Lucas shifted in his seat. “Ah. That scotchy, little thing.”
“Why haven’t you shown it to me?”
“Well, because at first I thought Eliot wrote it about you. But now I’m certain he wasn’t thinking of you at all.”
Kaley’s brows tugged in. “Lucas, if you don’t show me, I’m just going to wait until you’re sleeping and steal it from your pocket.”
But Lucas snorted a laugh. “Good luck finding it!”
“Lucas,” she pleaded.
“Yes, yes, darling.” He reached into a concealed pocket and drew out the folded slip of paper. Kaley had to admit, she never would have found it there had she gone snooping.
She took the note, but Lucas held onto it a pinch longer. When her gaze flickered up, the topaz of Lucas’s eyes dipped to rust-gold, but he released the paper, and Kaley unfolded it.
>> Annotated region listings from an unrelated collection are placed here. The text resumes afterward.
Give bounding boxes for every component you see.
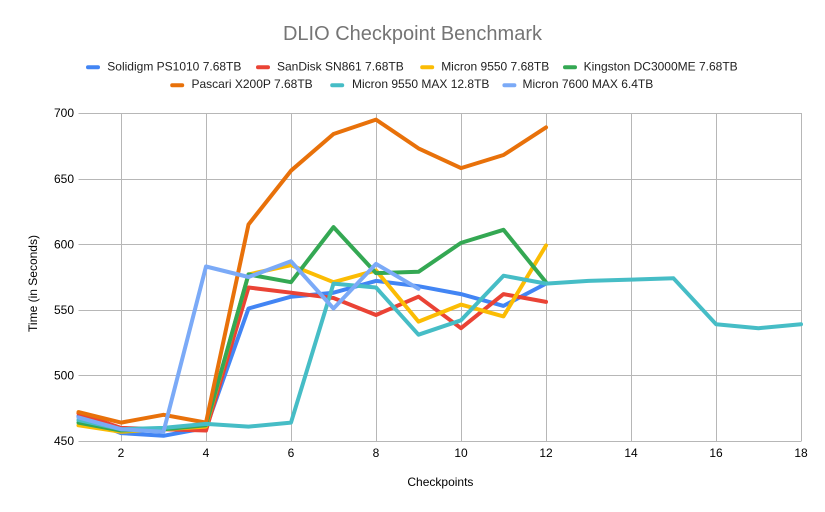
svg-text:Solidigm PS1010 7.68TB: Solidigm PS1010 7.68TB — [107, 59, 241, 73]
svg-text:18: 18 — [794, 446, 808, 460]
svg-text:650: 650 — [54, 172, 74, 186]
svg-text:2: 2 — [118, 446, 125, 460]
svg-text:Time (in Seconds): Time (in Seconds) — [26, 235, 40, 332]
svg-text:Micron 9550 7.68TB: Micron 9550 7.68TB — [441, 59, 549, 73]
svg-text:450: 450 — [54, 434, 74, 448]
svg-text:Checkpoints: Checkpoints — [407, 475, 473, 489]
svg-text:16: 16 — [709, 446, 723, 460]
svg-text:6: 6 — [288, 446, 295, 460]
svg-text:8: 8 — [373, 446, 380, 460]
svg-text:Micron 7600 MAX 6.4TB: Micron 7600 MAX 6.4TB — [523, 77, 654, 91]
svg-text:700: 700 — [54, 106, 74, 120]
svg-text:14: 14 — [624, 446, 638, 460]
svg-text:Pascari X200P 7.68TB: Pascari X200P 7.68TB — [192, 77, 313, 91]
svg-text:4: 4 — [203, 446, 210, 460]
svg-text:10: 10 — [454, 446, 468, 460]
svg-text:Kingston DC3000ME 7.68TB: Kingston DC3000ME 7.68TB — [584, 59, 738, 73]
svg-text:12: 12 — [539, 446, 553, 460]
svg-text:SanDisk SN861 7.68TB: SanDisk SN861 7.68TB — [277, 59, 404, 73]
svg-text:500: 500 — [54, 369, 74, 383]
svg-text:DLIO Checkpoint Benchmark: DLIO Checkpoint Benchmark — [283, 23, 543, 45]
svg-text:550: 550 — [54, 303, 74, 317]
svg-text:Micron 9550 MAX 12.8TB: Micron 9550 MAX 12.8TB — [352, 77, 489, 91]
svg-text:600: 600 — [54, 237, 74, 251]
The note was not a sonnet or a letter, rather, it was a simple word:
Trite Trite Trite Trite
Trite Trite TRITE TRITE
TRITE TRITE TRITE
TRITE
It appeared twenty plus eight times more, scratched into the paper with black ink that splattered the page’s torn edges.
Kaley slammed the note shut, folding it and pushing it back against Lucas’s chest.
“Helen,” she whispered, the name raw on her tongue.
Slowly, Lucas returned the note to his pocket. “I would think as much.”
“What’s Eliot’s problem with her?” Kaley asked.
“I imagine he’s grown obsessed. I saw a Patrolman’s sense of duty twist a time or three in my early seasons. It’s what happens when someone turns away from the Truth and loses their purpose.” Lucas tied a ribbon to seal his pocket shut. “But I can’t decide if Gray has become obsessed with saving Helen or destroying her to end his misery. And the worrisome part, Trite,” Lucas turned on his knees to face Kaley, “I don’t think he’s decided which one he’s set on, either.”